From my current perspective I think the core problem really is that most random short plans that succeed in sufficiently-hard tasks kill us. If the causal process by which this happens includes building a powerful AI optimizer, or building an AI that builds an AI, or building an AI that builds an AI that builds an AI, etc., then that's interesting and potentially useful to know, but that doesn't seem like the key crux to me, and I'm not sure it helps further illuminate where the danger is ultimately coming from.
(That said, I don't expect the plan to necessarily literally kill all humans, just to takeover the world, but this is due to galaxy brained trade and common sense morality arguments which are mostly out of scope and shouldn't be a thing people depend on.)
Very happy to hear someone with an idea like this who explicitly flags that we shouldn't gamble on this being true!

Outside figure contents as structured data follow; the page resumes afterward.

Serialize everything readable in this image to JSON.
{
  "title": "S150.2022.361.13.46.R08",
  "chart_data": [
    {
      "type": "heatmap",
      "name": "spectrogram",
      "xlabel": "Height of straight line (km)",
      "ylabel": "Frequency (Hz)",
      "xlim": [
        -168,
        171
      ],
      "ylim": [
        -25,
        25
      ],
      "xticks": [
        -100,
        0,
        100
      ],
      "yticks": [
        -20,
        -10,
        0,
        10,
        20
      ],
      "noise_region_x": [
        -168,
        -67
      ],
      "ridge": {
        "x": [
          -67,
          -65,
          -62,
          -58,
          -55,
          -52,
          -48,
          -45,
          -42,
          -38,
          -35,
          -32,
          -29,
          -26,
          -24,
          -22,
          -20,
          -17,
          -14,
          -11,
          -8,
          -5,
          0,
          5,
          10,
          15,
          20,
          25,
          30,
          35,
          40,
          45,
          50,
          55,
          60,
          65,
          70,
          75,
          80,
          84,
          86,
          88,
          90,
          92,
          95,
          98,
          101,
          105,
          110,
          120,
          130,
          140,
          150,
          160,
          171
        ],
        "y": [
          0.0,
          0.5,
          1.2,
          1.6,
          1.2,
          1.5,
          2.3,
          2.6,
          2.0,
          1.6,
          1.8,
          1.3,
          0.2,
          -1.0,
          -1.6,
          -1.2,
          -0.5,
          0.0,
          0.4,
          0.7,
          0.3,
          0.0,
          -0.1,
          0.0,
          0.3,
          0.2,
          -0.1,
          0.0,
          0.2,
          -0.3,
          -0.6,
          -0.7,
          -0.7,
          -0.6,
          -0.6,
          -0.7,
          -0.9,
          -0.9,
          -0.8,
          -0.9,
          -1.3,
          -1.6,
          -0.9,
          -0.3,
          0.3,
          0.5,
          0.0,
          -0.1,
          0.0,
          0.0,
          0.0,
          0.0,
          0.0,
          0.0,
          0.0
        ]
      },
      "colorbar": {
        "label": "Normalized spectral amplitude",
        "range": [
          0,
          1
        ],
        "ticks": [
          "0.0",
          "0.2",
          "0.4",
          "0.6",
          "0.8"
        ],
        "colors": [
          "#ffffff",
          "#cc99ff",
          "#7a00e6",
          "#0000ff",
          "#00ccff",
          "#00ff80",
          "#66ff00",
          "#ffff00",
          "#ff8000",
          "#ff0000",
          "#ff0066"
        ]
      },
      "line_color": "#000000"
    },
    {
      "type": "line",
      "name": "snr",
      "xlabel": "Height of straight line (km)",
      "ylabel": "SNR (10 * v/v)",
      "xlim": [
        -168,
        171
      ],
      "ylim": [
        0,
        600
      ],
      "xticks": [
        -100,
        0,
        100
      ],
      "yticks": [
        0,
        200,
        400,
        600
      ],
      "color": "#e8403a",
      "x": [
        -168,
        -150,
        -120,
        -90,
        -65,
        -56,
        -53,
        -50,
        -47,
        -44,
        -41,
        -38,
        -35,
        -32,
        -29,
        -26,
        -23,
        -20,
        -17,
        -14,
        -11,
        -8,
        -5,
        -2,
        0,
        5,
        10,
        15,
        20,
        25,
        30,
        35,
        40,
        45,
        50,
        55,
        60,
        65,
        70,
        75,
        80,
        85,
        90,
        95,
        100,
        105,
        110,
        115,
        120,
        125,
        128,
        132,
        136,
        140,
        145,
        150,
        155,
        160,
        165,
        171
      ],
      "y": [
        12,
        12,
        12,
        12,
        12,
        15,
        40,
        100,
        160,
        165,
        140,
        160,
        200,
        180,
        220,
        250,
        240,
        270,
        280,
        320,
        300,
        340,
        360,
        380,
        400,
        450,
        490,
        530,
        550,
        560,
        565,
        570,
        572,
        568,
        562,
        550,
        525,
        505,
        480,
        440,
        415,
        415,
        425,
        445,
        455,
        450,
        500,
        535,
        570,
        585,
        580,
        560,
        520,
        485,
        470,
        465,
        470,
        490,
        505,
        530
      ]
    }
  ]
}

It's true that if humans were reliably very ambitious, consequentialist, and power-seeking, then this would be stronger evidence that superintelligent AI tends to be ambitious and power-seeking. So the absence of that evidence has to be evidence against "superintelligent AI tends to be ambitious and power-seeking", even if it's not a big weight in the scales.
Also, per footnote 1: "I wrote this post to summarize my own top reasons for being worried, not to try to make a maximally compelling or digestible case for others."
The original reason I wrote this was that Dustin Moskovitz wanted something like this, as an alternative to posts like AGI Ruin:
[H]ave you tried making a layman's explanation of the case? Do you endorse the summary? I'm aware of much longer versions of the argument, but not shorter ones!
From my POV, a lot of the confusion is around the confidence level. Historically EY makes many arguments to express his confidence, and that makes people feel snowed, like they have to inspect each one. I think it'd be better if there was more clarity about which are strongest.
I think one argument is about the number of relatively independent issues, and that's still valid, but then you could link out to that list as a separate exercise without losing everyone.
This post is speaking for me and not necessarily for Eliezer, but I figure it may be useful anyway. (A MIRI researcher did review an earlier draft and left comments that I incorporated, at least.)
And indeed, one of the obvious ways it could be useful is if it ends up evolving into (or inspiring) a good introductory resource, though I don't know how likely that is, I don't know whether it's already a good intro-ish resource paired with something else, etc.